Q&A – Training Kids to Kill

Question: I believe you said on your radio program one time that we are actually training children to kill. What did you mean by that?

Answer: That is the thesis of David Grossman, who, along with Governor Mike Huckaby of Arkansas, wrote On Killing: The Psychological Cost of Learning to Kill in War and Society. Professor Grossman was nominated for a Pulitzer Prize for exposing visual violence, which he called "[the most] toxic, addictive and destructive substance." When he was asked to testify before a U.S. senatorial committee investigating youth violence, he explained in chilling detail what we are facing as a nation. Having spent twenty-four years in the air force, he is an authority on what is known as "killology." That term refers to "the study of killing," focusing on the training procedures used by the military to prepare men for the most violent combat assignments. Grossman's shocking conclusion is that the same methods and experiences used for this purpose are being employed to indoctrinate children. In short, children are being taught to kill without remorse.

Those techniques, which involve overexposure to disturbing behavior, have been understood for decades. They are very effective. It is an established fact that the human mind will accept even the most horrible and repugnant experiences if given time to adjust and if accompanied by a rationale that disarms the defenses. The best (or worst) example of this process was seen in the Nazi killing squads, called Einsatzgruppen, which moved across Eastern Europe during World War II. About four of these small groups of twelve to twenty men systematically murdered more than 1.4 million people in cold blood, sparing neither women, children, nor babies. On numerous occasions, they killed as many as fifty thousand Jews, Gypsies, Poles, and political prisoners in a single day. After the war, social scientists studying the murderous behavior of the participants assumed that they must have been deranged or else they wouldn't have been able to endure such horror day after day. Upon investigation, however, it was learned that they were primarily normal human beings—former businessmen, doctors, lawyers, and shopkeepers—who believed in the Nazi cause and quickly became immune to wanton murder. They evolved into "monsters" who actually enjoyed watching innocent people beg vainly for mercy. What happened is that overexposure to brutality had hardened the killers to the suffering of innocent people and even the cries of little children. The mental process by which human beings learn to accept what they have previously found repugnant is known as desensitization.
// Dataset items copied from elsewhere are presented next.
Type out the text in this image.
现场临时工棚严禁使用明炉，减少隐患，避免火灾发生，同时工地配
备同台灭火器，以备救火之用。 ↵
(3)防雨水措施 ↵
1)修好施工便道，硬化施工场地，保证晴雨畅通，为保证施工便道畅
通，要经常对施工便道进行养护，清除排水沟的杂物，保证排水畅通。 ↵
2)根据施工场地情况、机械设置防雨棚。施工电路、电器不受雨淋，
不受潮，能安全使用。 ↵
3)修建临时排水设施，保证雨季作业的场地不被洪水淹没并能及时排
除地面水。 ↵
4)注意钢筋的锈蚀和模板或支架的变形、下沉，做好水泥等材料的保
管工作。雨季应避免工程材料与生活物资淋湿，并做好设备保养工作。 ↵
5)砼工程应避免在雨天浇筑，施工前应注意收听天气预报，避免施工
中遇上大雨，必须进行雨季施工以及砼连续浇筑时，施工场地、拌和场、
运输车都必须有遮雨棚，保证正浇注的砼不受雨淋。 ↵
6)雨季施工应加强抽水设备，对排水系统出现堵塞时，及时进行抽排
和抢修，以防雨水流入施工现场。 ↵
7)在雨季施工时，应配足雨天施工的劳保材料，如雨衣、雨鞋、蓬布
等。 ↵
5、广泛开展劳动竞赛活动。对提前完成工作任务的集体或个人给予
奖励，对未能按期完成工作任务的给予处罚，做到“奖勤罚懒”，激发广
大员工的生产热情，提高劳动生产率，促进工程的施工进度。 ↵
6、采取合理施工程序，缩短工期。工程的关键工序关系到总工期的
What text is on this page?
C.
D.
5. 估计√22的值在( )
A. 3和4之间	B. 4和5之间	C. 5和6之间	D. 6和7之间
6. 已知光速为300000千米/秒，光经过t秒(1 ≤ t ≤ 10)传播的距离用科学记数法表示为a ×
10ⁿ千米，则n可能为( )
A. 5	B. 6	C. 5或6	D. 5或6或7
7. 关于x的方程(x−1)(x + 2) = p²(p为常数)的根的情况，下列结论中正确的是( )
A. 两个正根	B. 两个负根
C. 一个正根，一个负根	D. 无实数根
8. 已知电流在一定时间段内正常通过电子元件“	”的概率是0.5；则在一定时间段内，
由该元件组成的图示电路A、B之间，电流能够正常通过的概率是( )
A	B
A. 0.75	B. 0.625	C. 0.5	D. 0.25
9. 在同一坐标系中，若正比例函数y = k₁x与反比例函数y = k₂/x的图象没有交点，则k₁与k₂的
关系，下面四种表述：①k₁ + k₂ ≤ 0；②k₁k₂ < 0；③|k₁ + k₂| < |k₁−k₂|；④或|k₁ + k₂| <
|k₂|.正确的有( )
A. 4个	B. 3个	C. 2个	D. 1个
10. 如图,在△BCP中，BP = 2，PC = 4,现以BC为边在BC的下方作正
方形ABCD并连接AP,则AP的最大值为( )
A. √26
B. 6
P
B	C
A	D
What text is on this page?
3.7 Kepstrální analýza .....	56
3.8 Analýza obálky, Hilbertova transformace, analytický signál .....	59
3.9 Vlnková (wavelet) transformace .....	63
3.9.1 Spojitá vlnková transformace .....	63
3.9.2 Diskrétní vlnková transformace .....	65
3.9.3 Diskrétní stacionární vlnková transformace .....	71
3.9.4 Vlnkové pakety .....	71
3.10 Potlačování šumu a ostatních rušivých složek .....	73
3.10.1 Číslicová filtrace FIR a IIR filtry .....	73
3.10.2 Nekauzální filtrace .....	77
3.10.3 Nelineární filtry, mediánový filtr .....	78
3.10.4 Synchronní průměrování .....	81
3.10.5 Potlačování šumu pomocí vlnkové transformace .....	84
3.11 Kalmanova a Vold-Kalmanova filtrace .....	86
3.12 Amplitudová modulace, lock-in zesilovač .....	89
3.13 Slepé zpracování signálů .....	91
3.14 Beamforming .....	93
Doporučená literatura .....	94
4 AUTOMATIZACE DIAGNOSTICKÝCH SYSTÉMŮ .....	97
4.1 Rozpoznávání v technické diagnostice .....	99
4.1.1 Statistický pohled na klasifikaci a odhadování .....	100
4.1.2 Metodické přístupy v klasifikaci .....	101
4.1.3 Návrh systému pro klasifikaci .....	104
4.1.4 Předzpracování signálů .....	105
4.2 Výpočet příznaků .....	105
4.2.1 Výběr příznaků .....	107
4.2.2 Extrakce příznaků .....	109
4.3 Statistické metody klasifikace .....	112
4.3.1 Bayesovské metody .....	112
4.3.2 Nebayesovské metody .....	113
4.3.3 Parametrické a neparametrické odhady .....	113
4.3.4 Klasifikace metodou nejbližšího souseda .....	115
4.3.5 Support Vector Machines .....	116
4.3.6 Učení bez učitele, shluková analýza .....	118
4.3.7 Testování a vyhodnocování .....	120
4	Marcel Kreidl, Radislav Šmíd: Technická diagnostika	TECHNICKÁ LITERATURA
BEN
Again, overexposure is the mechanism by which this surprising accommodation is achieved. Nazi recruits were required to perform disturbing tasks repeatedly and systematically until they were no longer shocked or revolted by them. They gave these trainees beautiful German shepherd puppies as their own and allowed them to become attached emotionally. Then they forced the men to break the necks of the puppies with their bare hands. This was done to make them "tough." What the Nazi leaders were doing was desensitizing the recruits to cruelty. It is a short distance emotionally from killing cuddly dogs to murdering defenseless human beings.

This desensitization procedure is used in far more productive ways today by the airline industry. It is the mechanism by which pilots are trained and tested. The fliers are placed in stationary devices known as simulators, which create virtual emergency situations, such as engine failure or landing-gear problems. The purpose is to develop skills to be used in the event of a real crisis but also to condition the pilots to stay calm during catastrophic circumstances. Later, when they have been through every possible emergency in training, they can presumably handle life-and-death situations without panicking. It works. Medical students are also desensitized to handle gory things in the emergency room or in surgery that were shocking to them in the beginning. Most of us have this capacity to adjust to disturbing experiences.

That, in effect, is what we are doing to millions of viewers—especially our children—by exposing them to rape and murder incessantly on television and in the movies. This is precisely what was found in a twenty-two-year investigation conducted at the University of Illinois at Chicago. According to psychologist Leonard Eron, 875 subjects from a semirural New York county were accepted for study when they were eight years old. By the time they were thirty, those who had watched the most television violence had been convicted of a significantly larger number of serious crimes.

Eron, who heads the American Psychological Association's Commission on Violence and Youth, concluded, "Television violence affects youngsters of all ages, of both genders, at all socioeconomic levels and all levels of intelligence, and the effect is not limited to children who are already disposed to being aggressive and is not restricted to this country."

Consider now the violence to which today's children are exposed in everyday life, such as the video games now available. Mortal Kombat is a prime example. Very young children are learning not only how to kill but also how to remain unaffected when heads are blown off and blood is spattered everywhere. With a little practice, they learn to adjust to death and misery. Professor Grossman said it is inevitable that the desensitization our kids are experiencing can be directly transferred to school campuses.

Referring again to Eric Harris and Dylan Klebold, the killers at Columbine High School, their favorite movie was Basketball Diaries, which depicted a scene very much like the massacre they would later perpetrate. They were also heavily influenced by the goth scene, which teaches death, violence, and sexual perversion. Given that "training," it should not be surprising that the young killers cheered, jeered, and even seemed to be having a "great time" while gunning down their schoolmates. How can any rational person deny this link between virtual violence and violence on the streets?